The court in the northern town of Ninh Binh ordered
mastermind Tran Van Thanh and accomplice Chu Van
Khanh be executed, judge Dao Thi Tin told AFP.
Since 1997, possession of 100 grammes (three and a half
ounces) of heroin or five kilogrammes (11 pounds) of
opium has carried the death penalty here.
Two men were sentenced to life imprisonment while the
other 11 defendants received jail terms of between nine
months and 20 years, the judge said.
One of the other accused had already been sentenced to
death in an earlier trial.
The judge said the trial was the second biggest in the
history of the province, some 100 kilometres south of the
capital. The group were arrested in 1998 to 1999 and
charged with offences dating back to 1992.

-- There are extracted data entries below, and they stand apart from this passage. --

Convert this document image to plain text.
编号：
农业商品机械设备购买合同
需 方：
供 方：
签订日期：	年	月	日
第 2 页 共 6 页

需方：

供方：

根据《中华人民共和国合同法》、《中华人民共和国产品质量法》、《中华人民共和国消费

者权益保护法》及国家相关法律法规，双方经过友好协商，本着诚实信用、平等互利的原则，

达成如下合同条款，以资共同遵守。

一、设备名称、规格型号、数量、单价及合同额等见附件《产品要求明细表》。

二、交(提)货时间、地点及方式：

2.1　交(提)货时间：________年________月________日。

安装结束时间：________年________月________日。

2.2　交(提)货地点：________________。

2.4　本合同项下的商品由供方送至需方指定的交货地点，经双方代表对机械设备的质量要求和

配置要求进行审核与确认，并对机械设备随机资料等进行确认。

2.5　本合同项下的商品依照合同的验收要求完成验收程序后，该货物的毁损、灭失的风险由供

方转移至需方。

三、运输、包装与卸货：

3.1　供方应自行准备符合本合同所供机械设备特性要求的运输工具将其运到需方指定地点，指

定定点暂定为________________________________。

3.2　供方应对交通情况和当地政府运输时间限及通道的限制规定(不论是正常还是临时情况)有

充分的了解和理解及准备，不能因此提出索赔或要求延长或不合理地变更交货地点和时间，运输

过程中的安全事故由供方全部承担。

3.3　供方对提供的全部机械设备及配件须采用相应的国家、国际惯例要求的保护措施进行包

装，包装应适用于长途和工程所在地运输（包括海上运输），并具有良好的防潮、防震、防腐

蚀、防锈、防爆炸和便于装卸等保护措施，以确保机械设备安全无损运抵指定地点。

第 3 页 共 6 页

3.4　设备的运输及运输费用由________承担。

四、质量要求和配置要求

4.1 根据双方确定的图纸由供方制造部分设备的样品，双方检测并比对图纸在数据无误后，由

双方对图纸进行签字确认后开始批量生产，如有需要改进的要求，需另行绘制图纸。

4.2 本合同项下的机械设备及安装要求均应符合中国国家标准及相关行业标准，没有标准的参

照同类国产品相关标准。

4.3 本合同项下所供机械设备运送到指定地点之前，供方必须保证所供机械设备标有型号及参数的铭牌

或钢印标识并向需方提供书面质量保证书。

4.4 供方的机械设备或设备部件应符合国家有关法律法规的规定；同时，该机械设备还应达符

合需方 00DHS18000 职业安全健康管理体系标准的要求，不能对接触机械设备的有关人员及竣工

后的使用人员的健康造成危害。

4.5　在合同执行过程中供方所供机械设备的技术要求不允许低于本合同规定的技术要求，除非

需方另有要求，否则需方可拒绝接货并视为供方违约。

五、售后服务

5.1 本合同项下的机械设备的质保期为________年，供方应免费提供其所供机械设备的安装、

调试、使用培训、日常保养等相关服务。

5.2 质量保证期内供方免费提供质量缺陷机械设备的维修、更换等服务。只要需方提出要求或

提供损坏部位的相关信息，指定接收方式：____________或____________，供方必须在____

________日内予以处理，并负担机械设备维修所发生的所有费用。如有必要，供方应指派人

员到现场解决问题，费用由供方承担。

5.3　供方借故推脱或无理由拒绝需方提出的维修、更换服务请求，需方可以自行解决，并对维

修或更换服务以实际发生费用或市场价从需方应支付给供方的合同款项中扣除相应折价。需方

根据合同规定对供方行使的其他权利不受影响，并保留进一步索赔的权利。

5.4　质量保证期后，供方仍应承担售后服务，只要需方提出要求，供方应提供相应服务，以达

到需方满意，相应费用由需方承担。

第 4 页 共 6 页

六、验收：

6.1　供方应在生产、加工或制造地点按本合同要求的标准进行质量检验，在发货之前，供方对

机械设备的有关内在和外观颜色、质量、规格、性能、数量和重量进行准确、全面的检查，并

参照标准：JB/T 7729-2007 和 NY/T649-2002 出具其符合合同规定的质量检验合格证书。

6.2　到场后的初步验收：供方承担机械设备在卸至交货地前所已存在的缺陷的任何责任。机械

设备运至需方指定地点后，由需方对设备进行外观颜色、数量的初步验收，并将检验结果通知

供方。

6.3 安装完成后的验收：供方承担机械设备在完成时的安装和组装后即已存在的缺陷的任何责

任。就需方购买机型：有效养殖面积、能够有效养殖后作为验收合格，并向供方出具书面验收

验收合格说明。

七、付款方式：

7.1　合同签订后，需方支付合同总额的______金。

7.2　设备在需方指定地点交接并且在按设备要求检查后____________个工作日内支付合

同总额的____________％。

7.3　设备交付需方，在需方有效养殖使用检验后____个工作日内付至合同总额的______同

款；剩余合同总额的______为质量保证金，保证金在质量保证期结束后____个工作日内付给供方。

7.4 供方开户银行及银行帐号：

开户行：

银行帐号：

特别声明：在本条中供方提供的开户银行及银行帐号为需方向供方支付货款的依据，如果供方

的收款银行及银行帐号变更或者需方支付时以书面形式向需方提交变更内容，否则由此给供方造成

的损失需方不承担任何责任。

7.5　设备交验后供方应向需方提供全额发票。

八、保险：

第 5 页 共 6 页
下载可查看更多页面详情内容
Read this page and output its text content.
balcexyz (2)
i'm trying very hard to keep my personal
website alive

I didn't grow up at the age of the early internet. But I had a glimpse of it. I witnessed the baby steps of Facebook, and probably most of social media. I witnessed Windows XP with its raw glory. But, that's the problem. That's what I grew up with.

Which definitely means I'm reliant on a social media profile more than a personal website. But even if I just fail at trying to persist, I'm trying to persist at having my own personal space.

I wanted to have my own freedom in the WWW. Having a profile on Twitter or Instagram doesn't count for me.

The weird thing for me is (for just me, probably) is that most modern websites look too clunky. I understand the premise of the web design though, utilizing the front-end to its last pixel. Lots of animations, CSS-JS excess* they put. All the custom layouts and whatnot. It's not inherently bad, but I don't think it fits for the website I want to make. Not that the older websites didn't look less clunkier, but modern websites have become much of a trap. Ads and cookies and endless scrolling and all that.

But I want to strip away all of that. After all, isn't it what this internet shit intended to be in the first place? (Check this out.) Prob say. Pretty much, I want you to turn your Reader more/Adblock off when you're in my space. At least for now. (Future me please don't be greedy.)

In recent years Vietnam has faced a mounting influx of
opium and heroin from Laos, which the judge described
as "white death."
In the neighbouring province of Nam Dinh in June, a
record 11 people were sentenced to death in a drugs trial
described as the country's biggest ever, although one
later had his sentenced commuted.
But the authorities' widespread use of executions has
come in for mounting criticism abroad -- in April the
vice-president of the International Federation of the
Leagues of Human Rights, Vo Van Ai, raised the issue
with the United Nations Human Rights Commission.
Last year a total of 194 people were sentenced to death,
76 of them for drug offences.
Agence France Presse - October 21, 2000.